A pesquisa contínua estava nos ajudando de muitas maneiras, mas a mais importante era para sermos proativos. Pudemos identificar e acumular os desafios que as lojas e seus sistemas estavam enfrentando.

A pesquisa contínua abriu a porta para que entrássemos mais cedo no processo e nos juntássemos com as outras disciplinas na linha de frente para explorar os desafios e enquadrar os problemas que a empresa precisava resolver. Um grande passo para a aplicação do primeiro diamante (definição do problema).

Criar oportunidades

A pesquisa contínua não é suficiente. É igualmente importante criar as oportunidades certas para trabalhar em soluções e sua implementação.

Implementação é o desafio mais pesado

Um problema comum com as organizações é que elas têm agendas de desenvolvimento muito ocupadas, o que torna muito difícil interferir. A resposta da nossa equipe foi aproveitar as demandas comuns, porque quando o designer recebe uma demanda, significa que há espaço para desenvolvimento.
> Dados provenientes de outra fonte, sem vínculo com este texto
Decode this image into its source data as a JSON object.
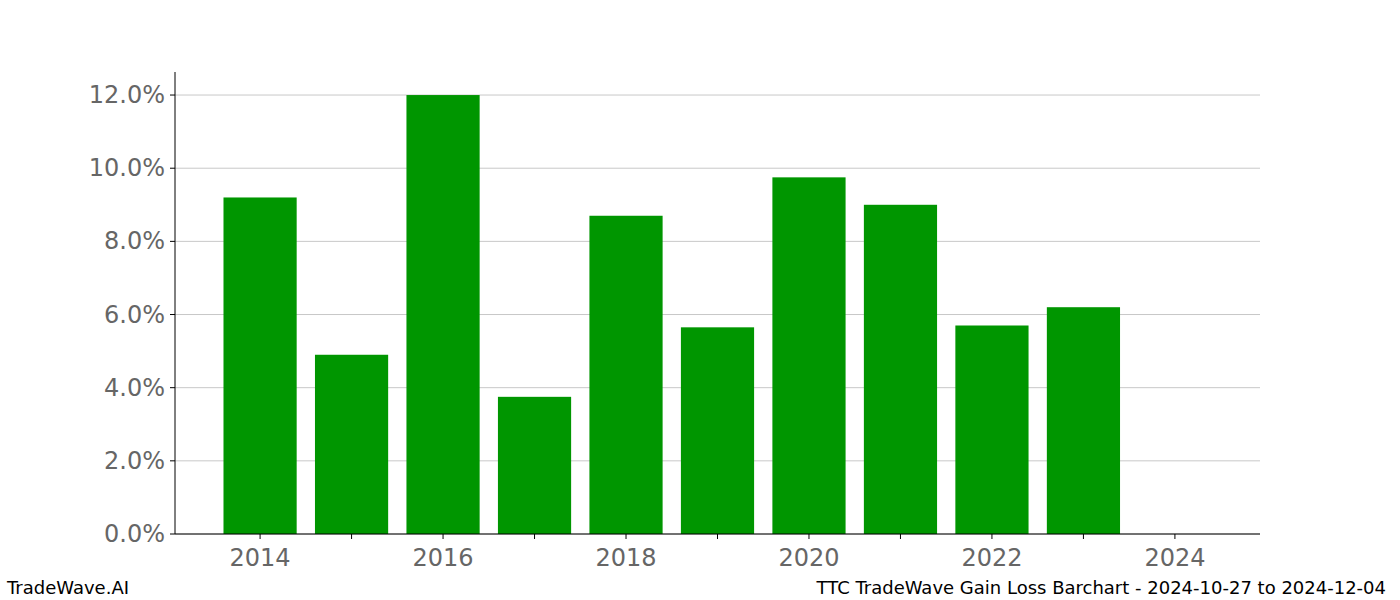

Tendo os problemas no nosso backlog por causa da pesquisa contínua, pudemos identificar aqueles que estavam relacionados com a demanda. Isso pode ser uma pequena correção de experiência até um redesenho ou uma nova funcionalidade. Então, negociaremos com a equipe de desenvolvimento e o P.O. para ver o que poderíamos conseguir desenvolver sem prejudicar o projeto. Chegaríamos a um acordo após alguns compromissos e, em seguida, encaixaríamos tudo em um único projeto.

Luizalabs Franca

A pesquisa contínua gera oportunidades

Por exemplo, em algum momento recebemos uma demanda para adicionar uma funcionalidade no aplicativo Mobile Vendas, o aplicativo que os vendedores utilizam para atender os clientes nas lojas. O aplicativo pode cuidar, na maioria dos casos, de todo o processo de venda.

Parte da demanda era adicionar um link na tela inicial para uma nova funcionalidade. A tela inicial é o começo de todas as interações com o cliente. Seu desempenho atinge diversos indicadores de quão bem e rápido é atendido o cliente. Com o passar dos anos, as necessidades das lojas mudaram enquanto a tela inicial ficou a mesma. O resultado era não conseguir disponibilizar as funcionalidades e as informações necessárias para o dia a dia atual dos vendedores e dos clientes.

No momento, nossa pesquisa contínua já havia identificado esses desafios e estávamos trabalhando na definição e priorização dos problemas.

Levar a oportunidade e negociar

Pegamos a oportunidade e usamos os resultados de nossas pesquisas para convencer as demais equipes da importância do assunto. Elas abraçaram a iniciativa e apontaram os limites em recursos e tempo.

Neste momento, só teríamos que prototipar e testar soluções. Com certeza teríamos em mente as limitações apontadas pelo time técnico, mas também conseguiríamos negociar alguns pontos muito importantes pela experiência mais robusta.

Conclusão

Para desfrutarem dos benefícios do design, as organizações precisam entender que ele vai muito além da Resolução de Problemas. O design precisa começar mais cedo no processo e obter a autoridade para poder aplicar suas metodologias e especificamente colaborar na definição do problema.

Por outro lado os designers conseguindo esse novo papel precisam se adaptar e conseguir novas habilidades como a de serem proativos. Entrar na linha de frente do serviço para conseguirem ter a visibilidade própria dos desafios da organização e tomar as iniciativas de definir e resolver problemas; sem precisar receber um briefing.

A pesquisa contínua é uma ferramenta para trazer os designers mais perto dos desafios da organização de maneira consistente.